Por otro lado, el juego de los artículos 441 y 444 del Código Civil impide cualquier consideración acerca de una eventual adquisición del dominio por el Estado en virtud del instituto de la prescripción adquisitiva o usucapión al haber poseído por más de treinta años (artículo 1959 Código Civil), pues no puede aceptarse que la posesión material del inmueble por el Estado en virtud de su incautación fuese apta para adquirir por usucapión pues se trató de una adquisición forzada y unilateral por su parte frente a la que no cabía oposición alguna y en consecuencia asimilable a la posesión adquirida de modo violento.

CUARTO

La estimación del recurso de casación comporta dejar sin efecto lo resuelto por la sentencia impugnada y la confirmación de la sentencia estimatoria de la demanda dictada por el Juzgado de Primera Instancia, por cuanto ha quedado suficientemente acreditada la titularidad dominical de la parte actora respecto del bien inmueble de que se trata -que, además, figuraba debidamente inscrita en el Registro de la Propiedad- de la que fue privada por el Estado en virtud de un acto de incautación cuyos efectos han de cesar necesariamente a partir de la vigencia de la Constitución Española de 28 de diciembre de 1978.

QUINTO

De conformidad con lo dispuesto en el artículo 398.2 de la Ley de Enjuiciamiento Civil, no procede pronunciar condena respecto de las costas del presente recurso.

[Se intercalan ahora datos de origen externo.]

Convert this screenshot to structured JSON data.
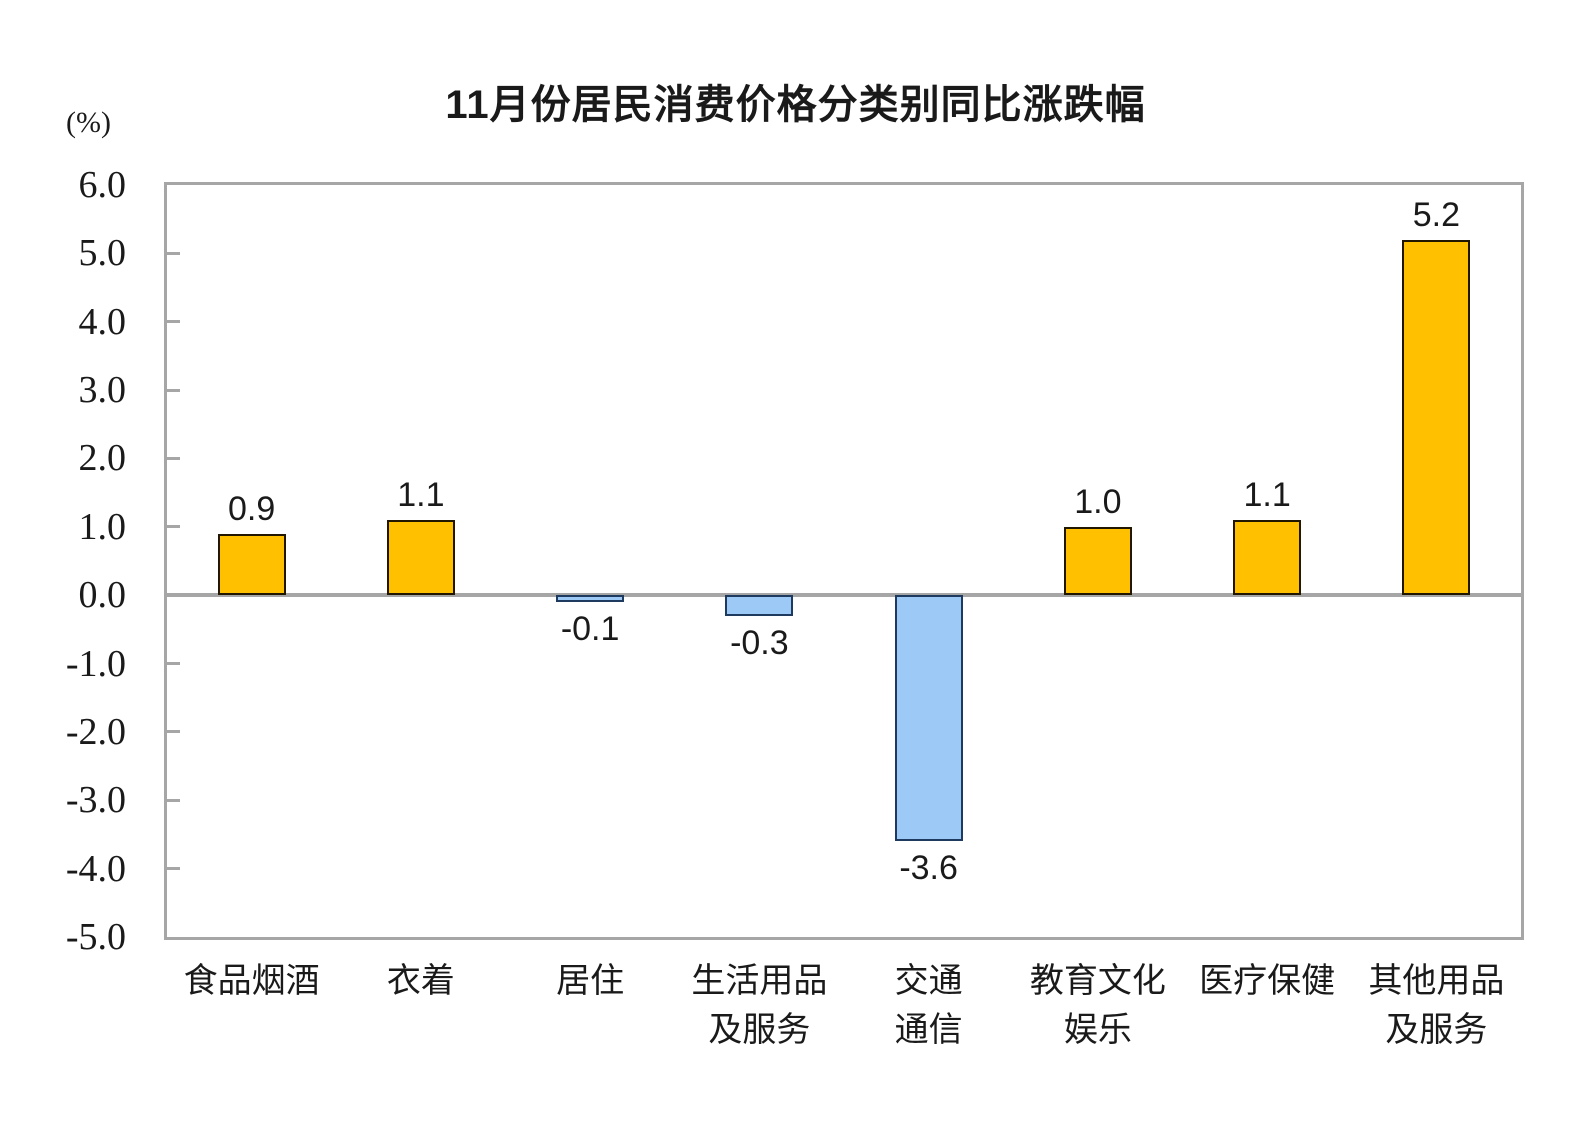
{
  "title": "11月份居民消费价格分类别同比涨跌幅",
  "chart_data": {
    "type": "bar",
    "title": "11月份居民消费价格分类别同比涨跌幅",
    "ylabel": "(%)",
    "xlabel": "",
    "categories": [
      "食品烟酒",
      "衣着",
      "居住",
      "生活用品及服务",
      "交通通信",
      "教育文化娱乐",
      "医疗保健",
      "其他用品及服务"
    ],
    "category_label_lines": [
      [
        "食品烟酒"
      ],
      [
        "衣着"
      ],
      [
        "居住"
      ],
      [
        "生活用品",
        "及服务"
      ],
      [
        "交通",
        "通信"
      ],
      [
        "教育文化",
        "娱乐"
      ],
      [
        "医疗保健"
      ],
      [
        "其他用品",
        "及服务"
      ]
    ],
    "values": [
      0.9,
      1.1,
      -0.1,
      -0.3,
      -3.6,
      1.0,
      1.1,
      5.2
    ],
    "data_labels": [
      "0.9",
      "1.1",
      "-0.1",
      "-0.3",
      "-3.6",
      "1.0",
      "1.1",
      "5.2"
    ],
    "ylim": [
      -5.0,
      6.0
    ],
    "ytick_step": 1.0,
    "ytick_labels": [
      "6.0",
      "5.0",
      "4.0",
      "3.0",
      "2.0",
      "1.0",
      "0.0",
      "-1.0",
      "-2.0",
      "-3.0",
      "-4.0",
      "-5.0"
    ],
    "grid": false,
    "legend": false,
    "colors": {
      "positive_fill": "#FFC000",
      "positive_border": "#211600",
      "negative_fill": "#9CC9F5",
      "negative_border": "#1E3A5F",
      "axis": "#A6A6A6",
      "text": "#1A1A1A"
    }
  }
}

Las costas de primera instancia se imponen a las demandadas según lo resuelto por el Juzgado de Primera Instancia, así como las correspondientes al recurso de apelación interpuesto por las mismas que, según lo razonado, debió ser desestimado (artículo 394.1 y 398.1 de la Ley de Enjuiciamiento Civil ). Por lo expuesto, en nombre del Rey y por la autoridad conferida por el pueblo español.

FALLAMOS

Que DEBEMOS DECLARAR Y DECLARAMOS haber lugar al recurso de casación interpuesto por la representación procesal de Inmobiliaria Ureta S.A. contra la sentencia dictada por la Audiencia Provincial de Guipúzcoa (Sección 3ª) de fecha 14 de noviembre de 2005 en Rollo de Apelación nº 3.329/05 dimanante de autos de juicio ordinario número 413/03 seguidos ante el Juzgado de Primera Instancia nº 2 de dicha ciudad, en virtud de demanda interpuesta por la parte hoy recurrente contra la Administración General del Estado, habiendo intervenido también como parte demandada el Partido Nacionalista VascoEuzko Alberdi Jeltzalea, la que casamos y, en su lugar, confirmamos íntegramente la dictada en primera instancia, con imposición a dichos demandados de las costas causadas por su recurso de apelación y sin especial pronunciamiento respecto de las producidas por el presente de casación.

Así por esta nuestra sentencia, que se insertará en la COLECCIÓN LEGISLATIVA pasándose al efecto las copias necesarias, lo pronunciamos, mandamos y firmamos .- Juan Antonio Xiol Rios.- Xavier O'Callaghan Muñoz.- Jesus Corbal Fernandez.- Jose Ramon Ferrandiz Gabriel.- Antonio Salas Carceller.-Firmado y Rubricado. PUBLICACIÓN.- Leída y publicada fue la anterior sentencia por el EXCMO. SR. D. Antonio Salas Carceller, Ponente que ha sido en el trámite de los presentes autos, estando celebrando Audiencia Pública la Sala Primera del Tribunal Supremo, en el día de hoy; de lo que como Secretario de la misma, certifico.